Fusione

La reazione di fusione ha luogo quando due nuclei leggeri si uniscono per darne uno più pesante. Questo processo si verifica se gli atomi interessati entrano in collisione con un’energia cinetica elevatissima, tale da consentire loro di vincere la repulsione coulombiana dei nuclei, e ciò avviene se essi si trovano a temperature di decine di milioni di gradi. A tali temperature gli edifici atomici scompaiono e si forma una miscela gassosa di nuclei ed elettroni liberi che viene detto plasma. Naturalmente l’energia cinetica necessaria deve essere tanto maggiore quanto più elevato è il numero atomico dell’elemento ed è per questo che avviene più facilmente la fusione di atomi estremamente leggeri.
Nella reazione di fusione nucleare si ha un enorme sviluppo di energia, corrispondente anche qui al difetto di massa, e di gran lunga superiore a quello delle reazioni di fissione: nella fusione lo 0,7% della massa in gioco è trasformata in energia, mentre nella fissione soltanto lo 0,09%.
La grande quantità di energia che si libera continuamente nell’universo proviene da reazioni di fusione che si realizzano nelle stelle, tra cui quella enormemente più diffusa è la trasformazione di idrogeno in elio.

La fusione nucleare a caldo.

La bomba a idrogeno ad esempio sfrutta la fusione nucleare innescata tramite l’energia sviluppata da una bomba a fissione (bomba atomica).
Le ricerche sulla fusione nucleare controllata, per produrre energia a scopo pacifico, ebbero inizio negli anni ’50 grazie agli studi di Teller, ma i grossi problemi tecnici che tale processo comporta hanno impedito per ora di arrivare a risultati definitivi. I dispositivi più validi, che finora sono stati costruiti per contenere e riscaldare il plasma per la fusione atomica, sono i Tokamak, recipienti circondati da avvolgimenti elettrici che creano un campo magnetico capace di tenere il plasma lontano dalle pareti dei contenitori, poiché non esiste materiale noto in grado di resistere a quelle enormi temperature.
Dal novembre 1991 la fusione nucleare a caldo è una realtà: lo storico esperimento è avvenuto a Culham in Inghilterra, dove, con la collaborazione di 12 paesi (tra cui anche l’Italia) è stato realizzato un dispositivo chiamato JET (Joint European Torus) dove per 1,8 secondi gli scienziati sono riusciti ad ottenere una temperatura di 300 milioni di gradi. Due isotopi dell’idrogeno, deuterio e trizio, portati a un così alto livello energetico, si sono fusi generando nuclei di elio e liberando una quantità di energia superiore al milione di watt.
Possiamo quindi dire che grazie alla reazione di fusione nucleare, l’uomo è arrivato a:

  1. Costruire bombe H (a fusione nucleare)
  2. Capire che attraverso reazioni di fusione nucleare le stelle producono energia.
  3. Ricostruire le fasi primordiali attraverso le quali, dopo il "Big Bang" si è organizzata la materia cosmica.

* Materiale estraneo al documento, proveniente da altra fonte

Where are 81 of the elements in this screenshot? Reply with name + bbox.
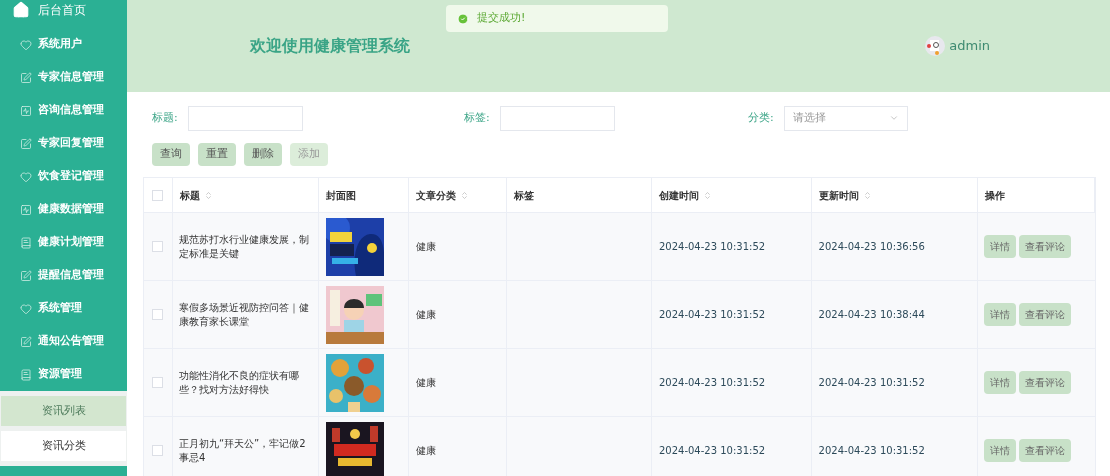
sidebar-item[interactable]: 健康计划管理 — [0, 226, 127, 259]
toolbar-button[interactable]: 查询 — [152, 143, 190, 166]
sort-icon — [702, 190, 712, 200]
sort-icon — [862, 190, 872, 200]
sidebar-item[interactable]: 健康数据管理 — [0, 193, 127, 226]
submenu-item[interactable]: 资讯分类 — [1, 431, 126, 461]
checkbox[interactable] — [152, 309, 164, 320]
table-cell-text: 健康 — [416, 376, 437, 390]
action-button[interactable]: 查看评论 — [1019, 303, 1072, 326]
column-header[interactable]: 更新时间 — [811, 178, 979, 212]
table-cell-text: 2024-04-23 10:31:52 — [658, 308, 766, 322]
table-cell-text: 2024-04-23 10:38:44 — [818, 308, 925, 322]
sidebar-item[interactable]: 专家回复管理 — [0, 127, 127, 160]
action-button[interactable]: 详情 — [984, 439, 1017, 462]
column-header[interactable]: 标题 — [172, 178, 319, 212]
table-cell-text: 健康 — [416, 444, 437, 458]
table-cell-text: 2024-04-23 10:31:52 — [818, 444, 925, 458]
toolbar-button[interactable]: 重置 — [198, 143, 236, 166]
checkbox[interactable] — [152, 377, 164, 388]
sidebar-item[interactable]: 专家信息管理 — [0, 61, 127, 94]
sidebar-item[interactable]: 提醒信息管理 — [0, 259, 127, 292]
table-cell-text: 健康 — [416, 240, 437, 254]
table-cell-text: 2024-04-23 10:36:56 — [818, 240, 925, 254]
heart-icon — [20, 302, 32, 315]
edit-icon — [20, 269, 32, 282]
table-cell-text: 规范苏打水行业健康发展，制定标准是关键 — [178, 232, 310, 261]
chart-icon — [20, 203, 32, 216]
table-cell-text: 2024-04-23 10:31:52 — [818, 376, 925, 390]
home-icon — [12, 1, 30, 19]
column-header[interactable]: 文章分类 — [409, 178, 508, 212]
action-button[interactable]: 查看评论 — [1019, 371, 1072, 394]
sort-icon — [460, 190, 470, 200]
heart-icon — [20, 170, 32, 183]
category-select[interactable]: 请选择 — [783, 105, 908, 131]
sidebar-item[interactable]: 通知公告管理 — [0, 325, 127, 358]
field-label: 分类: — [748, 109, 774, 126]
sidebar-item[interactable]: 资源管理 — [0, 358, 127, 391]
book-icon — [20, 236, 32, 249]
edit-icon — [20, 71, 32, 84]
sidebar-home-item[interactable]: 后台首页 — [0, 0, 127, 28]
table-cell-text: 寒假多场景近视防控问答｜健康教育家长课堂 — [178, 300, 310, 329]
chart-icon — [20, 104, 32, 117]
edit-icon — [20, 335, 32, 348]
action-button[interactable]: 查看评论 — [1019, 439, 1072, 462]
input-field[interactable] — [187, 105, 303, 131]
success-toast: 提交成功! — [446, 5, 668, 32]
edit-icon — [20, 137, 32, 150]
book-icon — [20, 368, 32, 381]
check-icon — [457, 12, 469, 25]
checkbox[interactable] — [152, 445, 164, 456]
heart-icon — [20, 38, 32, 51]
checkbox[interactable] — [152, 189, 164, 201]
username: admin — [949, 37, 990, 56]
avatar-icon — [925, 36, 946, 56]
system-title: 欢迎使用健康管理系统 — [250, 35, 410, 57]
action-button[interactable]: 查看评论 — [1019, 235, 1072, 258]
column-header[interactable]: 标签 — [507, 178, 652, 212]
sidebar-item[interactable]: 系统管理 — [0, 292, 127, 325]
table-cell-text: 2024-04-23 10:31:52 — [658, 240, 766, 254]
table-cell-text: 功能性消化不良的症状有哪些？找对方法好得快 — [178, 368, 300, 397]
checkbox[interactable] — [152, 241, 164, 252]
input-field[interactable] — [499, 105, 615, 131]
action-button[interactable]: 详情 — [984, 303, 1017, 326]
table-cell-text: 2024-04-23 10:31:52 — [658, 444, 766, 458]
table-cell-text: 健康 — [416, 308, 437, 322]
sidebar-item[interactable]: 咨询信息管理 — [0, 94, 127, 127]
column-header[interactable]: 操作 — [978, 178, 1095, 212]
sidebar-item[interactable]: 饮食登记管理 — [0, 160, 127, 193]
field-label: 标题: — [152, 109, 178, 126]
sidebar-item[interactable]: 系统用户 — [0, 28, 127, 61]
sort-icon — [203, 190, 213, 200]
toolbar-button[interactable]: 删除 — [244, 143, 282, 166]
action-button[interactable]: 详情 — [984, 371, 1017, 394]
table-cell-text: 2024-04-23 10:31:52 — [658, 376, 766, 390]
table-cell-text: 正月初九“拜天公”，牢记做2事忌4 — [178, 436, 307, 465]
submenu-item[interactable]: 资讯列表 — [1, 396, 126, 426]
action-button[interactable]: 详情 — [984, 235, 1017, 258]
column-header[interactable]: 创建时间 — [651, 178, 812, 212]
column-header[interactable]: 封面图 — [318, 178, 410, 212]
chevron-down-icon — [888, 113, 899, 123]
field-label: 标签: — [464, 109, 490, 126]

La fusione nucleare a freddo.

Nei primi mesi del 1989 una notizia del tutto inaspettata ha risvegliato enorme interesse in tutto il mondo scientifico: due scienziati americani, Fleischmann e Pons, comunicarono di aver realizzato una reazione fusione nucleare a freddo, per via elettrochimica.
L’esperimento consiste nella realizzazione di una cella elettrolitica contenente acqua pesante (D2O), in cui il catodo è costituito da una bacchetta di palladio (Pd) e l’anodo da una spirale di platino (Pt). I due elettrodi vengono collegati con un generatore di corrente continua, che fornisce tensione alla cella. Gli ioni deuterio (D+) migrano verso il Pd, mentre le cariche negative si dirigono verso il Pt.
L’idea dei due scienziati è quella di osservare il comportamento del Pd, che ha la proprietà di assorbire grandi quantità di deuterio: in queste condizioni si produce, secondo loro, una notevole quantità di energia, decisamente superiore a quella di una normale reazione chimica esotermica. Ciò fa quindi presupporre che nel Pd avvenga una fusione di tipo nucleare e quindi troppo ottimisticamente, la notizia fa pensare ad una rapida soluzione dei problemi energetici mondiali attraverso la reazione di fusione atomica. In questo caso in realtà si producono sì dei neutroni, ma in misura assai inferiore al previsto in base al calore sviluppato (1/10). Esperienze simili riprodotte in vari paesi, tra cui il Giappone, hanno confermato la validità della teoria, ma i risultati pratici fin qui conseguiti non sono per ora tali da far pensare ad una qualche utile applicazione pratica della fusione a freddo.